The 30-year German government bond yield dropped more than three basis points to a record low of 0.173 per cent, while the spread between Italian and German 10-year government debt shrunk to its tightest since May 2018.
Elsewhere, the pound remained below US$1.25 and not far off the 27-month low seen last week after Prime Minister Boris Johnson announced his mostly Brexiteer cabinet.
In bonds, the yield on the U.S. 10-year note fell to a session low of 2.022 per cent after the ECB decision.
More company news
Husky Energy Inc reported a 17.4-per-cent drop in quarterly profit on Thursday, as the company’s crude production fell on the back of mandatory output cuts by the Alberta government and its refineries processed less oil. Net earnings fell to $370-million, or 36 cents a share, in the second quarter ended June 30, from $448-million, or 44 cents a share, a year earlier. The Calgary-based company’s average quarterly production fell to 268,400 barrels of oil equivalents a day (boepd) from 295,500 boepd.
Canadian miner Teck Resources Ltd reported quarterly profit slightly below analyst estimates, hurt by lower copper and zinc prices. The ongoing U.S.-China trade war and slowing macroeconomic outlook have hurt copper prices and other base metal prices, hurting Teck’s income. Production at its steelmaking coal operations, its biggest business, increased by about 1.6 per cent to 6.4 million tonnes in the second quarter. But the company slightly trimmed its steelmaking coal production guidance to 25.5 million to 26 million in tonnes in 2019, from an earlier guidance of 26 million to 26.5 million tonnes.
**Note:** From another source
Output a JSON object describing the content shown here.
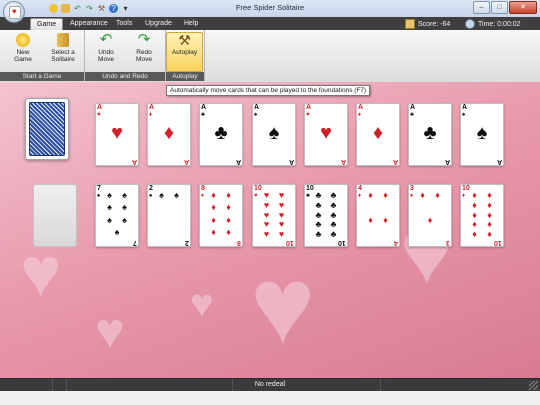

The Vancouver-based company said adjusted profit fell to $459-million, or $0.81 per share, in the second quarter ended on June 30, from $653 million, or $1.12 per share, in the year-ago period. Analysts on average expected the company to earn $0.84 per share, according to IBES data from Refinitiv.
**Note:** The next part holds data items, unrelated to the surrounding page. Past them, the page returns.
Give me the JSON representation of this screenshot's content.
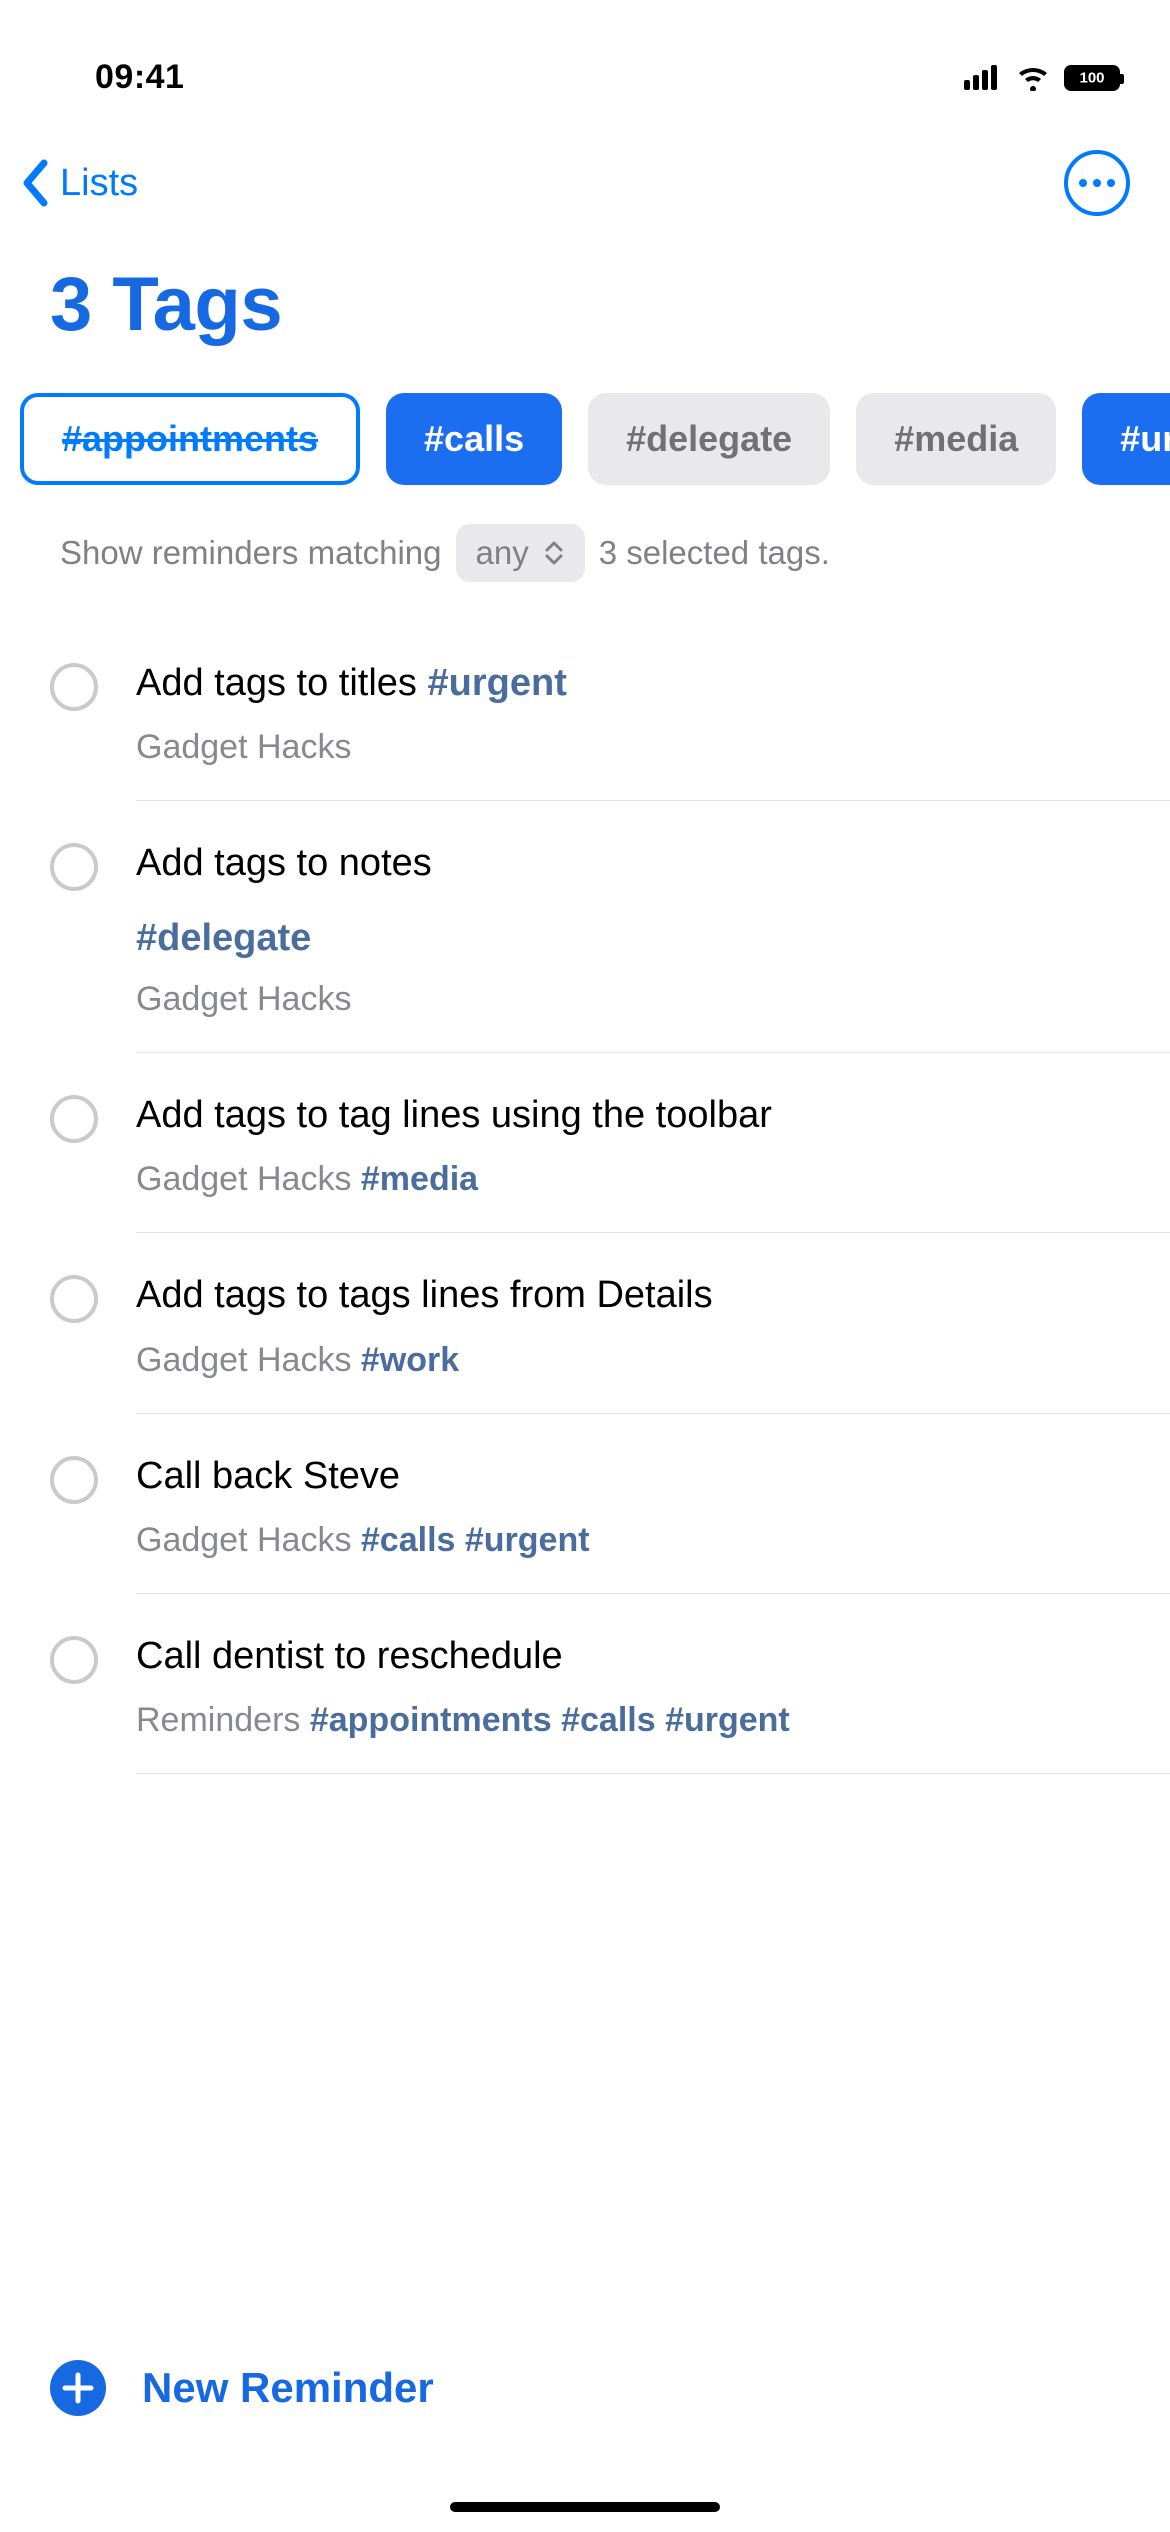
{
  "status": {
    "time": "09:41",
    "battery": "100"
  },
  "nav": {
    "back_label": "Lists"
  },
  "title": "3 Tags",
  "tags": [
    {
      "label": "#appointments",
      "state": "excluded"
    },
    {
      "label": "#calls",
      "state": "selected"
    },
    {
      "label": "#delegate",
      "state": "unselected"
    },
    {
      "label": "#media",
      "state": "unselected"
    },
    {
      "label": "#urgent",
      "state": "selected"
    }
  ],
  "filter": {
    "prefix": "Show reminders matching",
    "mode": "any",
    "suffix": "3 selected tags."
  },
  "reminders": [
    {
      "title": "Add tags to titles ",
      "title_tag": "#urgent",
      "subtag": "",
      "list": "Gadget Hacks",
      "meta_tags": ""
    },
    {
      "title": "Add tags to notes",
      "title_tag": "",
      "subtag": "#delegate",
      "list": "Gadget Hacks",
      "meta_tags": ""
    },
    {
      "title": "Add tags to tag lines using the toolbar",
      "title_tag": "",
      "subtag": "",
      "list": "Gadget Hacks ",
      "meta_tags": "#media"
    },
    {
      "title": "Add tags to tags lines from Details",
      "title_tag": "",
      "subtag": "",
      "list": "Gadget Hacks ",
      "meta_tags": "#work"
    },
    {
      "title": "Call back Steve",
      "title_tag": "",
      "subtag": "",
      "list": "Gadget Hacks ",
      "meta_tags": "#calls #urgent"
    },
    {
      "title": "Call dentist to reschedule",
      "title_tag": "",
      "subtag": "",
      "list": "Reminders ",
      "meta_tags": "#appointments #calls #urgent"
    }
  ],
  "new_reminder_label": "New Reminder"
}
Shares of Tesla Inc sank 14 per cent a day after it disappointed Wall Street by softening its language on turning a profit this year. Only two Wall Street brokerage reduced their existing share price target for the firm but a batch of downbeat research notes from analysts focused on concern over shrinking margins for the Elon Musk-led firm, as it strives to find a path to sustainable profitability.
Diversified manufacturer 3M Co reported a 39-per-cent drop in quarterly profit, but reiterated its full-year earnings forecast as it fought the impact of slowing global growth, sending its shares up 4 per cent before the opening bell. The company’s sales fell key markets including Asia Pacific but expanded 2 per cent in the United States. Net income attributable to 3M fell to US$1.13-billion, or US$1.92 per share, in the second quarter ended June 30, from US$1.86-billion, or US$3.07 per share, a year earlier. The maker of Post-it notes and Scotch tape earned US$2.20 on an adjusted basis.
Comcast Corp reported second-quarter profit that beat Wall Street estimates as it added more high-speed internet customers, but it lost more video and phone customers than expected. Overall revenue missed analyst estimates. Net income attributable to Comcast fell to US$3.13-billion, or 68 US cents per share, from US$3.22-billion, or 69 US cents per share, a year earlier. Excluding items, the company earned 78 US cents per share, beating estimates of 75 US cents per share, according to IBES data from Refinitiv. Comcast reported revenue of US$26.86-billion on a pro-forma basis, which fell short of Wall Street expectations of US$27.06-billion.
Durable goods, items ranging from toasters to aircraft that are meant to last three years or more, increased 2 per cent in June, the most since August 2018, after declining 2.3 per cent in May.